Impure water is a major health hazard for many developing countries. Providing pure water supplies is a priority for most relief organizations. Personally, as I travel around the world, I take precautions and sometimes go to great pains to insure that what I eat and drink are clear of impurities — bacteria, viruses and toxins. How water is treated and also how it is not treated can impact its purity.

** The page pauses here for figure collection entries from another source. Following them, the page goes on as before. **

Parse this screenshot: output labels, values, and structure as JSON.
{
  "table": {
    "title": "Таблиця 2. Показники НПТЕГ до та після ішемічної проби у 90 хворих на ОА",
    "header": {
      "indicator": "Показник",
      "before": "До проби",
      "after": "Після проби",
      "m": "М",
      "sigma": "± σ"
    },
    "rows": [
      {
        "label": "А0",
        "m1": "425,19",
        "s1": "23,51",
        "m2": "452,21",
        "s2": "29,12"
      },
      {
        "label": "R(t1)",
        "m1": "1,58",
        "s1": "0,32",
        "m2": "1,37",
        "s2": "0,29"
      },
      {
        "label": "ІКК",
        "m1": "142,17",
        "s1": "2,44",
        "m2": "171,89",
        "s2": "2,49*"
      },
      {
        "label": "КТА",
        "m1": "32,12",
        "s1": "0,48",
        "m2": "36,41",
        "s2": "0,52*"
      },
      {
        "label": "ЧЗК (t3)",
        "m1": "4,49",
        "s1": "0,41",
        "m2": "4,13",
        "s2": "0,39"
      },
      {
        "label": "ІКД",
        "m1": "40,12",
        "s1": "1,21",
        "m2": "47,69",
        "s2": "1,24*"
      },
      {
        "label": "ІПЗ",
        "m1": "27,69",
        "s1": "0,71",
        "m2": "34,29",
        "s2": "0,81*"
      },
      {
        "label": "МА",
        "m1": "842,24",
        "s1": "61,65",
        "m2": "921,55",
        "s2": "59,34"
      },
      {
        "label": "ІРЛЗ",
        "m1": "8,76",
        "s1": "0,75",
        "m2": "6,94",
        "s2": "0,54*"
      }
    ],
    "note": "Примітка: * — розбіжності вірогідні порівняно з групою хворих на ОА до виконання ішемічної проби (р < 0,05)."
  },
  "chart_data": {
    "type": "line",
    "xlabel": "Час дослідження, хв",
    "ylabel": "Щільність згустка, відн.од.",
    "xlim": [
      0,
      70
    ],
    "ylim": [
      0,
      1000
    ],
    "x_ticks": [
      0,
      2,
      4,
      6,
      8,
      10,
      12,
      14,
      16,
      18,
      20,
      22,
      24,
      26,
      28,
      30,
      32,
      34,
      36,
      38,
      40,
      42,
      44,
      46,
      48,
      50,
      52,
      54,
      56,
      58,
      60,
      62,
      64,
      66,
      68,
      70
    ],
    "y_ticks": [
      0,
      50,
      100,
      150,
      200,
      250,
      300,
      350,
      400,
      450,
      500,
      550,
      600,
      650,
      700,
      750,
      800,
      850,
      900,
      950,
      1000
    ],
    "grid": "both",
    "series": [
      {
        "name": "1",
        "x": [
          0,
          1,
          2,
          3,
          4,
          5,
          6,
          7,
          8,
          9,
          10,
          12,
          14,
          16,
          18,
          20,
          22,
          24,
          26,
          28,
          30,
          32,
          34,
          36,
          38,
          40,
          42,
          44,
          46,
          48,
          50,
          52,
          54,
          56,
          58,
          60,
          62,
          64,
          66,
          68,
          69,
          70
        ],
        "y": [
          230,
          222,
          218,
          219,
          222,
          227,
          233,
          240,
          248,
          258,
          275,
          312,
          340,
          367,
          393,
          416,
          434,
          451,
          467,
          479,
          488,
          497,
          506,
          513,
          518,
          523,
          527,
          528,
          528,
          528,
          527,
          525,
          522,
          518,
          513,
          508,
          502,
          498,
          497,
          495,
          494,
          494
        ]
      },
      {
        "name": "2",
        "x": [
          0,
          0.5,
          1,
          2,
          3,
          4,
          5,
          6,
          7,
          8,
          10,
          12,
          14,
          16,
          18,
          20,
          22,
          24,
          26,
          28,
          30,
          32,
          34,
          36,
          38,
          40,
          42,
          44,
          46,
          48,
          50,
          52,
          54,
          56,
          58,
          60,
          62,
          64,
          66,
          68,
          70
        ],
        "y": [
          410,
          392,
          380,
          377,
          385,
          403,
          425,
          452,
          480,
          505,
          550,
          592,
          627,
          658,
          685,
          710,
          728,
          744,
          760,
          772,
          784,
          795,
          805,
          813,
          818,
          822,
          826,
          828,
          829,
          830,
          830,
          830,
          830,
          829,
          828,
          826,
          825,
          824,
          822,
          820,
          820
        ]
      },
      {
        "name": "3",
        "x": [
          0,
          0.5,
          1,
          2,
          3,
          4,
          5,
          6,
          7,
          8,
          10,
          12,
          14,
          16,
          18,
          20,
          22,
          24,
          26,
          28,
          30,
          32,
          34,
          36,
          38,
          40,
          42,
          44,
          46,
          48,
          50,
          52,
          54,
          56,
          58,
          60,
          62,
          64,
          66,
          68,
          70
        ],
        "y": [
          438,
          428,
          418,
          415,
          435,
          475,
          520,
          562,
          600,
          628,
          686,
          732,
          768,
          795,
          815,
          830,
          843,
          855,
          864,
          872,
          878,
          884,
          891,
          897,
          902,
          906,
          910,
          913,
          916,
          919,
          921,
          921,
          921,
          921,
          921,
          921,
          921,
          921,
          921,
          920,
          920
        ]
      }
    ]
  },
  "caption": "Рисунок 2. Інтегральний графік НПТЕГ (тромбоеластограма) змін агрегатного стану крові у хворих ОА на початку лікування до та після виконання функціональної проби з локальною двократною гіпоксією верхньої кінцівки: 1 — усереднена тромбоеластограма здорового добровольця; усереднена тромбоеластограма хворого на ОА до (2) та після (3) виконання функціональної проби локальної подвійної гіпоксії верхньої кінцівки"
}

When I have doubts I drink bottled water if available. A friend told me of a recent trip to Mexico where he saw employees of a restaurant refilling bottled water containers with tap water. This falls in the category of "what not to do".

When thinking of moral or spiritual purity some "to do’s" and some "not to do’s" come to mind immediately. I like to think of them as the 3 "R’s":

  • Refuse — I need to have my mind made up how to respond before temptation presents itself. Refusal is easier when it is planned.
  • Remember — I need to remember the consequences of my behavior to me and to those I love.
  • Run — "If I think too long, I will get it wrong" is a phrase that reminds me that when presented with the opportunity to do wrong in God’s sight, running is a worthy response.

The story of Joseph and Potiphar’s wife in Genesis 39 — Potiphar’s wife tries to seduce Joseph — is a model of maintaining purity by refusing, remembering and running. However, maintaining purity can come with a price. For Joseph, the price was prison.

How much is purity worth to you and me? What is the price we are willing to pay?